Assessment of Nord’s Position

Thus, one might conclude that though Nord’s Function-plus-loyalty theory has not yet been able to completely resolve the problematic regarding translation fruitfully, it has surely shown a new direction of development for translation studies. As Umberto Eco points out in A Rose by Any Other Name, a translation can be basically of two types: “target-oriented” and “source-oriented”. What Nord’s theory of loyalty does is to make every party (client, users, source-author etc) involved in the process of translation know what kind of a translation is being done. Surely, Eco’s distinction of all translation into two types is rather simplistic, and as is evident from the earlier discussion, many more factors (ideological, cultural, financial etc.) are involved in the process of deciding the exact ‘function’ of the translation.

Surely, there can be a great number of middle courses possible for the translator to choose from in addition to the two extreme categories. But whatever the course chosen by the translator, Nord’s theory ensures that it is clearly delineated to both the reader of the translation as well as the author of the ST. The parameters, depending on which the translator makes his or her decisions in the process of the translation no longer, remain hidden from the public or from the scholars assessing the translation. And thus, though the ‘functionalist’ translator is not completely exempted from the charge of being a ‘mercenary’ (in the sense that s/he can still choose the ‘skopos’ with financial gain in mind), s/he is at least partly exempted from the charge of being ‘arbitrary’.

Whether, the translator chooses to adopt a ‘domesticating’ or ‘foreignizing’ approach is a question of ideology, aesthetics, socio-cultural expectations etc. and is negotiated openly and clearly on the table between the client, the translator and the author of the ST. But function-plus-loyalty theory ensures that whatever is the approach, it is not an arbitrary one adopted according to the whims of the translator. In the present day situation, where inter-cultural translation is becoming the lifeline for many a culture under immense pressure from forces of Anglo-American globalization, this accountability of the translator to his client, the source culture and the target audience is essential beyond any doubt.

Works Cited

Honig, H.J (1998). “Position, power and practice: functionalist approaches to translation quality” Christina Shaffner (Ed) (1998), Translation and quality. Clevedon: Multilingualmatters.

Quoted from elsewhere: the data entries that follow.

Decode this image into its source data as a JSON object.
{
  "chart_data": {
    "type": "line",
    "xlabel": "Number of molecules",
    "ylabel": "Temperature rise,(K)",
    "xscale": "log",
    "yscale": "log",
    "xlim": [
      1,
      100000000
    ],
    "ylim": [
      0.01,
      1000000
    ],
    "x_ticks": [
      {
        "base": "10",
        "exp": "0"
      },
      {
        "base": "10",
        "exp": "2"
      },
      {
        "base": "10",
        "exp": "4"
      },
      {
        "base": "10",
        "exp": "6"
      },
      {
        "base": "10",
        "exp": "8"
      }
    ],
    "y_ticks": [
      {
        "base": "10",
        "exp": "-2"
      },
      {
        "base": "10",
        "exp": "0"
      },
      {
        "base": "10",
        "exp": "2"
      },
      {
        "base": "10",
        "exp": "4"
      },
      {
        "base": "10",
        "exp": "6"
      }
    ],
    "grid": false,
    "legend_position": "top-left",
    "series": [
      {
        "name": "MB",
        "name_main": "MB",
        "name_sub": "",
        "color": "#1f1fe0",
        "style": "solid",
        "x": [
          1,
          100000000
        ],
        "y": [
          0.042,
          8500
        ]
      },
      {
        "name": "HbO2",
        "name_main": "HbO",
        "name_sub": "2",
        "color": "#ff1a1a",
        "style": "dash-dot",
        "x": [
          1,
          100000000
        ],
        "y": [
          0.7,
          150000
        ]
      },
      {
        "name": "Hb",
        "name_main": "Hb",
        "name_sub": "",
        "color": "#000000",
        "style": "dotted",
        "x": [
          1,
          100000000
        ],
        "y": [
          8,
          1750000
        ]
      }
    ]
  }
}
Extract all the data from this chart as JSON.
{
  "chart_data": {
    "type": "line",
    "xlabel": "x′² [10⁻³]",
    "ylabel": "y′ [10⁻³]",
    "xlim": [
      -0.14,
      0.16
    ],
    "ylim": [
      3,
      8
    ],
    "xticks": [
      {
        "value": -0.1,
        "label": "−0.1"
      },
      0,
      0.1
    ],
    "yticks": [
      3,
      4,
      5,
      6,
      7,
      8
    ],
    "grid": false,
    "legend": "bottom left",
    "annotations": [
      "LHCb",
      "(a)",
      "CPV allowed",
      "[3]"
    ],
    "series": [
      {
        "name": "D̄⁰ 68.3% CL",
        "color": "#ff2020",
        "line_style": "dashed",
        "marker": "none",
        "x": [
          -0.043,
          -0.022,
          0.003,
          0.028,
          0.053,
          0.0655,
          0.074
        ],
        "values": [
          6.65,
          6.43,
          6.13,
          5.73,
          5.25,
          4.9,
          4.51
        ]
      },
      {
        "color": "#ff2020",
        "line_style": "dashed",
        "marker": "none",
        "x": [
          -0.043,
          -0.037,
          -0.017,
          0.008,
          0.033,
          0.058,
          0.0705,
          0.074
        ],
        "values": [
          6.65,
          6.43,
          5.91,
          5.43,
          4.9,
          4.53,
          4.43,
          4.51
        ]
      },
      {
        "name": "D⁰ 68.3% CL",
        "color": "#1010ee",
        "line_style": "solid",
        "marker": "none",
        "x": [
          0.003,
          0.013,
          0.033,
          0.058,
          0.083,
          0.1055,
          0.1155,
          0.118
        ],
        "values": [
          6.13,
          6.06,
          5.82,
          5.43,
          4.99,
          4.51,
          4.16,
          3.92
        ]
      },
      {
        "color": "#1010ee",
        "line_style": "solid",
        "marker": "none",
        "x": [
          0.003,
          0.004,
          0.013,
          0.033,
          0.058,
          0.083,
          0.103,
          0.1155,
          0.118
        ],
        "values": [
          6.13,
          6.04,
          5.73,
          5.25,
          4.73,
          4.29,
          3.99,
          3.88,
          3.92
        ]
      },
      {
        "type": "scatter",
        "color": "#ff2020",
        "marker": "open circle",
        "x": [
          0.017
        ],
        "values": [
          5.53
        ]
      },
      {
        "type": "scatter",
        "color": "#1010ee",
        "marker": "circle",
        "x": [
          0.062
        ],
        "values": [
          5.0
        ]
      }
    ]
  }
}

Nord, C. (2003). Function and loyalty in Bible translation. In M. Calzada-Pérez (Ed.) Apropos of ideology (pp. 89-112). Manchester: St. Jerome.

Nord, C. (1991) Text Analysis in Translation. Amsterdam: Rodopi.

Nord, C. (1997a). Translation as a Purposeful Activity. Manchester: St. Jerome.

Nord, C. (1997b). “A functional typology of translations.” Anna Trosborg (Ed) (1997). Text typology and translation. Amsterdam: John Benjamins, 43-66.

Schaffner, Christina (1998). “From ‘good’ to ‘functionally appropriate’: Assessing translation quality.” Christina Shaffner (Ed) (1998), Translation and quality. Clevedon: Multilingualmatters.

Vermeer, H. J. (2000). Skopos and commission in translational action (A. Chesterman, Trans.). In L. Venuti (Ed.) The translation studies reader (pp. 221-32). London: Routledge.

Venuti, Lawrence. (1995). The Translator’s Invisibility, A History of Translation. London: Routledge.